Inability to access healthy food from these locally grown markets leads to poor health among Americans broadly but especially in poorer communities.

Because of the predicament many Americans are in, they have no choice but to eat from our current harmful industrial agricultural driven markets that drive these health crises.

If you have ever bought non-organic fruits in a pack (such as strawberries) from your local grocery store, you have probably noticed that some fruits are bigger than others.

Those fruits are the result of our industry not caring what its consumers eat.

The vegetables that are produced by current agriculture practices are laced with chemical fertilizers to produce more and more, larger and larger.

This type of method ultimately leads to less nutritional value within the vegetables and fruits and can encourage diseases to stew within their populations.

The nutrition of our natural sweets and fresh, earthy greens are important to our health because they contain many vitamins and minerals that reduce harmful risk factors at the root of chronic illness or heart diseases.

Instead of natural and sustainable farming practices, crops are doused with pesticides, which we ingest, further risking our health.

Our plants are not the only ones being attacked by the industrial agricultural system. The meat many Americans consume contains harmful chemicals that are risky.

Instead of being fed grass and natural food that animals are supposed to eat, they are injected with hormones, overcrowded in disease ridden pens and fed corn and grains that were injected with pesticides.

The majority of corn produced in the United States is used to feed animals that are only bred for slaughter.
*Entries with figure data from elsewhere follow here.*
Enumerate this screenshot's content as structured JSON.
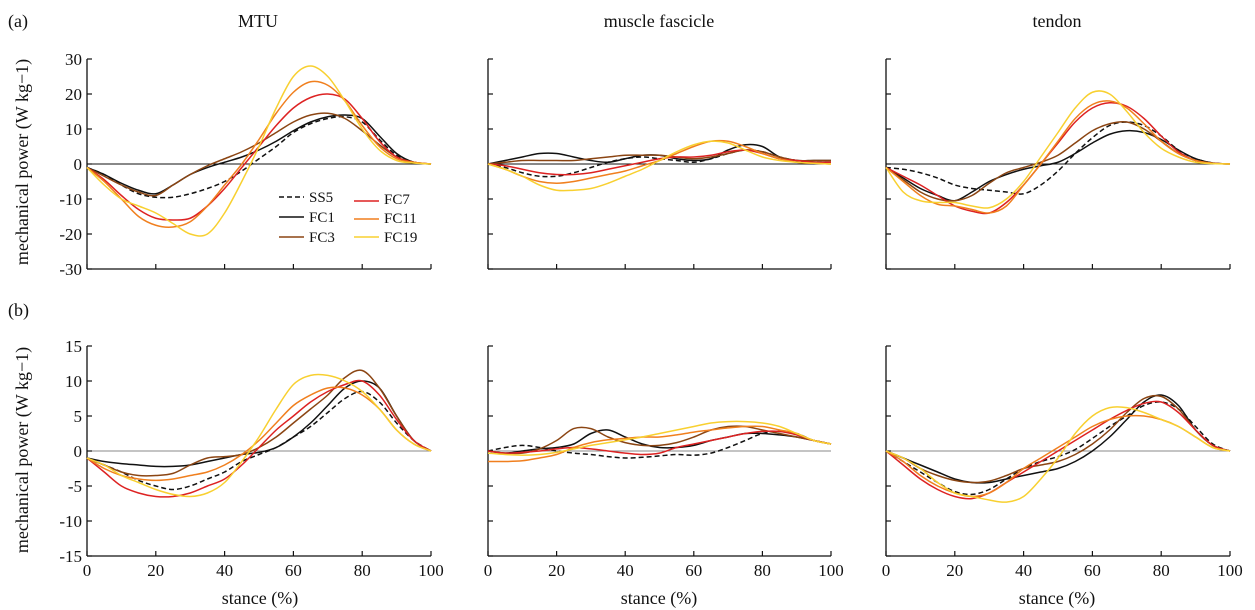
{
  "figure": {
    "panel_labels": [
      "(a)",
      "(b)"
    ],
    "column_titles": [
      "MTU",
      "muscle fascicle",
      "tendon"
    ],
    "ylabel": "mechanical power (W kg−1)",
    "xlabel": "stance (%)"
  },
  "legend": {
    "items": [
      {
        "name": "SS5",
        "color": "#111111",
        "dashed": true
      },
      {
        "name": "FC1",
        "color": "#111111",
        "dashed": false
      },
      {
        "name": "FC3",
        "color": "#8B4513",
        "dashed": false
      },
      {
        "name": "FC7",
        "color": "#DD2222",
        "dashed": false
      },
      {
        "name": "FC11",
        "color": "#F07F1E",
        "dashed": false
      },
      {
        "name": "FC19",
        "color": "#F8D030",
        "dashed": false
      }
    ]
  },
  "chart_data": [
    {
      "type": "line",
      "row": "a",
      "col": 0,
      "title": "MTU",
      "xlabel": "",
      "ylabel": "mechanical power (W kg−1)",
      "xlim": [
        0,
        100
      ],
      "ylim": [
        -30,
        30
      ],
      "yticks": [
        -30,
        -20,
        -10,
        0,
        10,
        20,
        30
      ],
      "xticks": [],
      "x": [
        0,
        5,
        10,
        15,
        20,
        25,
        30,
        35,
        40,
        45,
        50,
        55,
        60,
        65,
        70,
        75,
        80,
        85,
        90,
        95,
        100
      ],
      "series": [
        {
          "name": "SS5",
          "values": [
            -1,
            -3,
            -6,
            -8.5,
            -9.5,
            -9.5,
            -8.5,
            -7,
            -5,
            -2,
            1.5,
            5,
            9,
            11.5,
            13,
            13.5,
            12,
            7,
            2.5,
            0.5,
            0
          ]
        },
        {
          "name": "FC1",
          "values": [
            -1,
            -3,
            -5.5,
            -7.5,
            -8.5,
            -6,
            -3,
            -1,
            0.5,
            2,
            4,
            6.5,
            9.5,
            12,
            13.5,
            14,
            13,
            8,
            3,
            0.5,
            0
          ]
        },
        {
          "name": "FC3",
          "values": [
            -1,
            -3.5,
            -6,
            -8,
            -9,
            -6,
            -3,
            -0.5,
            1.5,
            3.5,
            6,
            9,
            12,
            14,
            14.5,
            13,
            9.5,
            5.5,
            2,
            0.5,
            0
          ]
        },
        {
          "name": "FC7",
          "values": [
            -1,
            -4.5,
            -9,
            -13,
            -15.5,
            -16,
            -15.5,
            -12,
            -7,
            -1,
            5,
            11,
            16,
            19,
            20,
            18.5,
            13,
            6.5,
            2,
            0.5,
            0
          ]
        },
        {
          "name": "FC11",
          "values": [
            -1,
            -5,
            -10,
            -15,
            -17.5,
            -18,
            -16.5,
            -12,
            -6,
            0,
            7,
            14.5,
            20.5,
            23.5,
            22.5,
            18,
            11,
            5,
            1.5,
            0.5,
            0
          ]
        },
        {
          "name": "FC19",
          "values": [
            -1,
            -6,
            -10,
            -12,
            -14,
            -17,
            -20,
            -20,
            -14,
            -5,
            5,
            16,
            25,
            28,
            25,
            18,
            10,
            4,
            1,
            0.3,
            0
          ]
        }
      ]
    },
    {
      "type": "line",
      "row": "a",
      "col": 1,
      "title": "muscle fascicle",
      "xlim": [
        0,
        100
      ],
      "ylim": [
        -30,
        30
      ],
      "yticks": [],
      "xticks": [],
      "x": [
        0,
        5,
        10,
        15,
        20,
        25,
        30,
        35,
        40,
        45,
        50,
        55,
        60,
        65,
        70,
        75,
        80,
        85,
        90,
        95,
        100
      ],
      "series": [
        {
          "name": "SS5",
          "values": [
            0,
            -1,
            -2.5,
            -3.5,
            -3.5,
            -2.5,
            -1,
            0.5,
            1.5,
            2,
            1.5,
            1,
            0.5,
            1.5,
            3,
            4,
            3.5,
            2,
            1,
            0.5,
            0.5
          ]
        },
        {
          "name": "FC1",
          "values": [
            0,
            1,
            2,
            3,
            3,
            2,
            1,
            0.5,
            1.5,
            2.5,
            2.5,
            1.5,
            1,
            1.5,
            4,
            5.5,
            5,
            2,
            1,
            1,
            1
          ]
        },
        {
          "name": "FC3",
          "values": [
            0,
            0.5,
            1,
            1,
            1,
            1,
            1.5,
            2,
            2.5,
            2.5,
            2.5,
            2,
            1.5,
            2,
            3,
            4,
            3.5,
            2,
            1,
            1,
            1
          ]
        },
        {
          "name": "FC7",
          "values": [
            0,
            -0.5,
            -1.5,
            -2.5,
            -3,
            -3,
            -2.5,
            -1.5,
            -0.5,
            0.5,
            1.5,
            2,
            2,
            2.5,
            3.5,
            4,
            3,
            1.5,
            1,
            0.5,
            0.5
          ]
        },
        {
          "name": "FC11",
          "values": [
            0,
            -1.5,
            -3.5,
            -5,
            -5.5,
            -5,
            -4,
            -3,
            -2,
            -0.5,
            1,
            3,
            5,
            6.5,
            6.5,
            5,
            3,
            1.5,
            0.5,
            0.2,
            0
          ]
        },
        {
          "name": "FC19",
          "values": [
            0,
            -1.5,
            -3.5,
            -6,
            -7.5,
            -7.5,
            -7,
            -5.5,
            -3.5,
            -1.5,
            1,
            3.5,
            5.5,
            6.5,
            6,
            4,
            2,
            1,
            0.5,
            0.2,
            0
          ]
        }
      ]
    },
    {
      "type": "line",
      "row": "a",
      "col": 2,
      "title": "tendon",
      "xlim": [
        0,
        100
      ],
      "ylim": [
        -30,
        30
      ],
      "yticks": [],
      "xticks": [],
      "x": [
        0,
        5,
        10,
        15,
        20,
        25,
        30,
        35,
        40,
        45,
        50,
        55,
        60,
        65,
        70,
        75,
        80,
        85,
        90,
        95,
        100
      ],
      "series": [
        {
          "name": "SS5",
          "values": [
            -1,
            -1.5,
            -2.5,
            -4,
            -6,
            -7,
            -7.5,
            -8,
            -8.5,
            -6,
            -2,
            3,
            7.5,
            11,
            12,
            11,
            8,
            4,
            1.5,
            0.3,
            0
          ]
        },
        {
          "name": "FC1",
          "values": [
            -1,
            -4,
            -7,
            -9,
            -10.5,
            -8,
            -5,
            -3,
            -1.5,
            -0.5,
            0.5,
            3,
            6,
            8.5,
            9.5,
            9,
            7,
            4,
            1.5,
            0.3,
            0
          ]
        },
        {
          "name": "FC3",
          "values": [
            -1,
            -4.5,
            -8,
            -10,
            -10.5,
            -9,
            -5.5,
            -2.5,
            -1,
            0.5,
            2.5,
            6,
            9.5,
            11.5,
            12,
            10,
            6.5,
            3,
            1,
            0.2,
            0
          ]
        },
        {
          "name": "FC7",
          "values": [
            -1,
            -3.5,
            -6,
            -9,
            -12,
            -13.5,
            -14,
            -11,
            -6,
            0,
            6,
            12,
            16,
            17.5,
            16.5,
            13,
            8,
            3.5,
            1,
            0.2,
            0
          ]
        },
        {
          "name": "FC11",
          "values": [
            -1,
            -5,
            -9,
            -11.5,
            -12,
            -13,
            -14,
            -12,
            -6,
            0,
            6.5,
            13,
            17,
            18,
            16,
            11.5,
            6.5,
            3,
            1,
            0.2,
            0
          ]
        },
        {
          "name": "FC19",
          "values": [
            -1,
            -8,
            -10.5,
            -11,
            -11,
            -12,
            -12.5,
            -10,
            -5,
            2,
            9,
            16,
            20.5,
            20,
            15,
            9,
            4.5,
            2,
            0.5,
            0.1,
            0
          ]
        }
      ]
    },
    {
      "type": "line",
      "row": "b",
      "col": 0,
      "title": "",
      "xlabel": "stance (%)",
      "ylabel": "mechanical power (W kg−1)",
      "xlim": [
        0,
        100
      ],
      "ylim": [
        -15,
        15
      ],
      "yticks": [
        -15,
        -10,
        -5,
        0,
        5,
        10,
        15
      ],
      "xticks": [
        0,
        20,
        40,
        60,
        80,
        100
      ],
      "x": [
        0,
        5,
        10,
        15,
        20,
        25,
        30,
        35,
        40,
        45,
        50,
        55,
        60,
        65,
        70,
        75,
        80,
        85,
        90,
        95,
        100
      ],
      "series": [
        {
          "name": "SS5",
          "values": [
            -1,
            -2,
            -3,
            -4.2,
            -5,
            -5.5,
            -5,
            -4,
            -3,
            -1.5,
            -0.5,
            0.5,
            2,
            3.5,
            5.5,
            7.5,
            8.5,
            7,
            4,
            1.5,
            0
          ]
        },
        {
          "name": "FC1",
          "values": [
            -1,
            -1.5,
            -1.8,
            -2,
            -2.2,
            -2.2,
            -2,
            -1.5,
            -1,
            -0.5,
            -0.2,
            0.5,
            2,
            4,
            6.5,
            9,
            10,
            9,
            5,
            1.5,
            0
          ]
        },
        {
          "name": "FC3",
          "values": [
            -1,
            -2,
            -3,
            -3.5,
            -3.5,
            -3.2,
            -2,
            -1,
            -0.8,
            -0.5,
            0.5,
            2,
            4,
            6,
            8,
            10.5,
            11.5,
            9,
            5,
            1.5,
            0
          ]
        },
        {
          "name": "FC7",
          "values": [
            -1,
            -3,
            -5,
            -6,
            -6.5,
            -6.5,
            -6,
            -5,
            -4,
            -2,
            0.5,
            3,
            5,
            7,
            8.5,
            9.5,
            10,
            8,
            4.5,
            1.5,
            0
          ]
        },
        {
          "name": "FC11",
          "values": [
            -1,
            -2.5,
            -3.5,
            -4,
            -4.2,
            -4,
            -3.5,
            -3,
            -2,
            -0.5,
            1.5,
            4,
            6.5,
            8,
            9,
            9,
            8,
            6,
            3,
            1,
            0
          ]
        },
        {
          "name": "FC19",
          "values": [
            -1,
            -2,
            -3.5,
            -4.5,
            -5.5,
            -6.2,
            -6.5,
            -6,
            -4.5,
            -1.5,
            2,
            6,
            9.5,
            10.8,
            10.8,
            10,
            8.5,
            6,
            3,
            1,
            0
          ]
        }
      ]
    },
    {
      "type": "line",
      "row": "b",
      "col": 1,
      "title": "",
      "xlabel": "stance (%)",
      "xlim": [
        0,
        100
      ],
      "ylim": [
        -15,
        15
      ],
      "yticks": [],
      "xticks": [
        0,
        20,
        40,
        60,
        80,
        100
      ],
      "x": [
        0,
        5,
        10,
        15,
        20,
        25,
        30,
        35,
        40,
        45,
        50,
        55,
        60,
        65,
        70,
        75,
        80,
        85,
        90,
        95,
        100
      ],
      "series": [
        {
          "name": "SS5",
          "values": [
            0,
            0.5,
            0.8,
            0.5,
            0,
            -0.3,
            -0.5,
            -0.8,
            -1,
            -0.9,
            -0.7,
            -0.5,
            -0.6,
            -0.3,
            0.5,
            1.5,
            2.5,
            2.8,
            2.5,
            1.5,
            1
          ]
        },
        {
          "name": "FC1",
          "values": [
            0,
            -0.3,
            0,
            0.3,
            0.5,
            1,
            2.5,
            3,
            2,
            1,
            0.5,
            0.5,
            0.8,
            1.5,
            2,
            2.5,
            2.5,
            2.3,
            2,
            1.5,
            1
          ]
        },
        {
          "name": "FC3",
          "values": [
            0,
            -0.3,
            -0.3,
            0.3,
            1.5,
            3.2,
            3.2,
            2,
            1.2,
            0.8,
            0.8,
            1.2,
            2,
            3,
            3.5,
            3.5,
            3,
            2.5,
            2,
            1.5,
            1
          ]
        },
        {
          "name": "FC7",
          "values": [
            0,
            -0.3,
            -0.2,
            0,
            0.3,
            0.5,
            0.3,
            0,
            -0.3,
            -0.5,
            -0.3,
            0.5,
            1,
            1.5,
            2,
            2.5,
            2.8,
            2.8,
            2.3,
            1.5,
            1
          ]
        },
        {
          "name": "FC11",
          "values": [
            -1.5,
            -1.5,
            -1.4,
            -1,
            -0.5,
            0.5,
            1.2,
            1.6,
            1.8,
            2,
            2,
            2.3,
            2.7,
            3,
            3.3,
            3.5,
            3.5,
            3,
            2.5,
            1.5,
            1
          ]
        },
        {
          "name": "FC19",
          "values": [
            -0.3,
            -0.5,
            -0.6,
            -0.5,
            -0.2,
            0.3,
            0.8,
            1.2,
            1.6,
            2,
            2.5,
            3,
            3.5,
            4,
            4.2,
            4.2,
            4,
            3.5,
            2.5,
            1.5,
            1
          ]
        }
      ]
    },
    {
      "type": "line",
      "row": "b",
      "col": 2,
      "title": "",
      "xlabel": "stance (%)",
      "xlim": [
        0,
        100
      ],
      "ylim": [
        -15,
        15
      ],
      "yticks": [],
      "xticks": [
        0,
        20,
        40,
        60,
        80,
        100
      ],
      "x": [
        0,
        5,
        10,
        15,
        20,
        25,
        30,
        35,
        40,
        45,
        50,
        55,
        60,
        65,
        70,
        75,
        80,
        85,
        90,
        95,
        100
      ],
      "series": [
        {
          "name": "SS5",
          "values": [
            0,
            -1.5,
            -3,
            -4.5,
            -5.8,
            -6.2,
            -5.5,
            -4,
            -2.5,
            -1.5,
            -0.8,
            0.2,
            1.8,
            3.5,
            5,
            6.5,
            7,
            6,
            3.5,
            1,
            0
          ]
        },
        {
          "name": "FC1",
          "values": [
            0,
            -1,
            -2,
            -3,
            -4,
            -4.5,
            -4.5,
            -4,
            -3.5,
            -3,
            -2.5,
            -1.5,
            0,
            2,
            4.5,
            7,
            8,
            6.5,
            3,
            0.8,
            0
          ]
        },
        {
          "name": "FC3",
          "values": [
            0,
            -1,
            -2.5,
            -3.5,
            -4.2,
            -4.5,
            -4.3,
            -3.5,
            -2.5,
            -2,
            -1.5,
            -0.5,
            1,
            3,
            5.5,
            7.5,
            7.8,
            6,
            3,
            0.8,
            0
          ]
        },
        {
          "name": "FC7",
          "values": [
            0,
            -2,
            -4,
            -5.5,
            -6.5,
            -6.8,
            -6,
            -4.5,
            -3,
            -1.5,
            0,
            1.5,
            3,
            4.5,
            5.8,
            6.8,
            7,
            5.5,
            3,
            0.8,
            0
          ]
        },
        {
          "name": "FC11",
          "values": [
            0,
            -1.5,
            -3.5,
            -5,
            -6,
            -6.5,
            -6,
            -4.5,
            -2.5,
            -1,
            0.5,
            2,
            3.5,
            4.5,
            5,
            5,
            4.5,
            3.5,
            2,
            0.5,
            0
          ]
        },
        {
          "name": "FC19",
          "values": [
            0,
            -1,
            -2.5,
            -4.5,
            -6,
            -6.5,
            -7,
            -7.3,
            -6.5,
            -4,
            -1,
            2.5,
            5,
            6.2,
            6.2,
            5.5,
            4.5,
            3.5,
            2,
            0.5,
            0
          ]
        }
      ]
    }
  ]
}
The multi-billion dollar agribusiness does not care about the health of its consumers. It, and the rest of our economy, capitalizes off the sickness of the people in other ways, like private healthcare or ridiculous diet regimes propped up by whatever industry is promoting it.

What is the substitute for big business farming and segregated food deserts?

One option is the return to what humans have done (and still do around the world) for all of history: local food production.

Community gardens, backyard farming and collective food banks can be a community focused alternative to corporate food options.

Instead of buying unhealthy fast-food or paying billionaires to eat from their overstocked supermarkets, communities should consider locally operated and collectively run gardens that grow healthy produce options that can be provided free of cost.

Volunteers can plant and pick veggies and fruits for consumption, along with things like flowers or natural remedy plants to make healthy teas or drinks in place of sugary ones.

Since a community garden may require open land that some areas might not have, a community foodbank that stocks produce grown by individuals in their homes or backyards can allow people to make use of their excess product and feed those around them.

This local food production would ideally be community operated and free from the profit motive. Groups like Food Not Bombs already operate in an anti-capitalist model of food distribution that could easily be aided by a comparable community food project.

In a nation where tons and tons of food is thrown out instead of given out, health crises are running wild and access to food is limited by what you have in your wallet, a locally run, free alternative would be a powerful and healthy change of pace.